More specifically, it begs the question, in these moments of tension, what within us is being threatened? And perhaps, should it be threatened? Is there a chance this biting thing within us should be highlighted, uprooted, and replaced with trust in God’s love? How will we know if we do not explore and trace back these feelings the moment they happen? I propose what is being threatened is a wrong identity, built on unsustainable foundations. 

If we uproot false securities, we will more deeply cultivate true kingdom identity. 

And true identity, we find, is key. With it, less and less does the threat of competition affect us.  When operating in our kingdom identities, we learn we can trust God Himself to give us our own platform, so we never find ourselves reaching to seize or dismantle another’s. 

I think women today have got to learn this with their whole hearts: your sister is more valuable than the praises of the world. We know, as daughters rooted in our kingdom identity, that we are above the validation of the world, and our worth is rooted in far deeper, far higher, far more heavenly places. Adding to that, Jesus instructs us to love others as ourselves, even above ourselves. Therefore we cannot keep sacrificing our sisters for the sake of empty affirmation or worldly attentions. 

Instead, in the Kingdom we find a backwards aim. One where we desire to lift each other higher than ourselves. If your sister is receiving praise, join in the loudest, rather than seeking to silence it so your own chorus can be heard. God hears you both, sees you both, champions you both. 

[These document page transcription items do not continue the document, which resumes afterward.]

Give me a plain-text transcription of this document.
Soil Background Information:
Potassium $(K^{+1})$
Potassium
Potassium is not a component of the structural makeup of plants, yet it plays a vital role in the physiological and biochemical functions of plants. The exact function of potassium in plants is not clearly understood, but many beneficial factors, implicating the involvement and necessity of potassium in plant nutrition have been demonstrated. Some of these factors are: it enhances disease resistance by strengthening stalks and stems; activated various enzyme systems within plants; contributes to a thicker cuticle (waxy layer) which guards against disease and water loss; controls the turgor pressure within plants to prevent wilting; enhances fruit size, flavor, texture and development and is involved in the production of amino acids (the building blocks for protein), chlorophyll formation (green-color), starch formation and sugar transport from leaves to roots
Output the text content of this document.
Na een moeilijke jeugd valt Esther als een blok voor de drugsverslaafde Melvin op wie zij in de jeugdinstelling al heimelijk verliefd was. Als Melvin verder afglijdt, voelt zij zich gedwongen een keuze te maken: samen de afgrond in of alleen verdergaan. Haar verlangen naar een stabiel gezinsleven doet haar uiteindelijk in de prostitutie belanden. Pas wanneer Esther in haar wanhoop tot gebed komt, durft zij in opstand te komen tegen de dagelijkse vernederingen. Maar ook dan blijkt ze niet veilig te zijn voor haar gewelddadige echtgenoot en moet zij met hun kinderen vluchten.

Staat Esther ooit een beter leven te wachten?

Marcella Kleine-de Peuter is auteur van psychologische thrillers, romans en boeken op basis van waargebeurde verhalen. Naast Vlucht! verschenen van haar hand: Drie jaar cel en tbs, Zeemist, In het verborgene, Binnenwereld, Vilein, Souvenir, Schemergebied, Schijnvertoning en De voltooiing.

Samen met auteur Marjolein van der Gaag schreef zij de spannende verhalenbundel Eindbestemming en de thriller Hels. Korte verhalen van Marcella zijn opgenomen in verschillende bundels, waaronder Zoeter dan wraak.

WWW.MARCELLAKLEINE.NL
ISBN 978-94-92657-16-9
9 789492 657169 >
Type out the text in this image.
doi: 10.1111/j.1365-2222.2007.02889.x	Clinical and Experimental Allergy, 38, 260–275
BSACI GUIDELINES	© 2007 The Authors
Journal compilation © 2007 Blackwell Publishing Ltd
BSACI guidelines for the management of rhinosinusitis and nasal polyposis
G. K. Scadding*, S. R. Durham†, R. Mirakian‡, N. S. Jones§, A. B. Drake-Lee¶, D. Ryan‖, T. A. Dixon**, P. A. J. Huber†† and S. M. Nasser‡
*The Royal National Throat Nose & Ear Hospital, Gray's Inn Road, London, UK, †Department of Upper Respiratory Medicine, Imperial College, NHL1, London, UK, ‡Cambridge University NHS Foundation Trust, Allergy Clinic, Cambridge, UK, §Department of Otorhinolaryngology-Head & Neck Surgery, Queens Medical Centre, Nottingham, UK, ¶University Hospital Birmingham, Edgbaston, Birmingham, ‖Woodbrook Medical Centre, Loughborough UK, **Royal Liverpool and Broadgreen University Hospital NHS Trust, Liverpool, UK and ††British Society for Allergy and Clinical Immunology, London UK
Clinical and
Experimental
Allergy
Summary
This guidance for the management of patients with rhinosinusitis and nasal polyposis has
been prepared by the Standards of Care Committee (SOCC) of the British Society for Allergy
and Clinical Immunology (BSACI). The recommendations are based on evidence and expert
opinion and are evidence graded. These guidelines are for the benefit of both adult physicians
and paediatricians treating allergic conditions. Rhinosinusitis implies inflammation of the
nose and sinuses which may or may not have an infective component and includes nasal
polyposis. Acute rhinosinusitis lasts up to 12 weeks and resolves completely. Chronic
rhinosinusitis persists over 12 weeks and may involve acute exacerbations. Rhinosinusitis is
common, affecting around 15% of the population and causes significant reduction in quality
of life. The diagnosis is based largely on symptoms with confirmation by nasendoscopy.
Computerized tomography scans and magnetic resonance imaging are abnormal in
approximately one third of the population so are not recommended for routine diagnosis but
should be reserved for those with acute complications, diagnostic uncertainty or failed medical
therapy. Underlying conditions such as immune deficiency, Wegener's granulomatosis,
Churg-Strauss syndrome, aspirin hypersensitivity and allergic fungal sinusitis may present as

When we learn, trust, and believe our safety and our worth is firmly and immutably established in the grace of God through the sacrifice of Jesus, we are freed up to move about this life encountering others without feeling our identities threatened or our places at the table questioned. 

So when He asks us Do you see each other? I feel HIs heart aching, When will my daughters stop tearing each other down and start instead to build each other up? I have given each of you every good thing; there is no lack. You are not dogs under a table fighting for scraps, you are beloved children seated beside me, each with their own feast to be had. Now talk amongst yourselves, daughters, there is so much beauty hidden between you, born of collaboration and convergence and harmony. Come together, and you will all be better for it. Not one of you is less than the other. 

This is the beauty of rags and grace, as I see it. We’ve all got rags, yeah? Loads and loads of rags. Yet wondrously, the same lavish grace I have is the same grace you have is the same grace she has. And if King Jesus saw fit to give me grace to give you grace to give her grace then who am I to deny it for any of us? Or more deeply, what false identity is motivating me to try? 

Let us come to the table with unoffendable hearts, so we can be freed to see the Other for who they truly are. We will find with our eyes opened not opposition, but sisterhood. 

In this life, we will have enemies. They will be ways of the world, workings of darkness, doubt, and fear, but never people. As people, as women, we are on the same side of a winning battle, comrades in various stages of victory.  

Do you see each other this way? 

Lord, teach us to see all of your children the way you see them. Give us your eyes and your insight. Build within your Church a mighty sisterhood. We repent and turn away from labeling the Other. Teach us, instead, to move towards what is uncomfortable with open hands and a heart postured to learn and receive from You, the trustworthy one, through whom all our safety and worth is secured and established.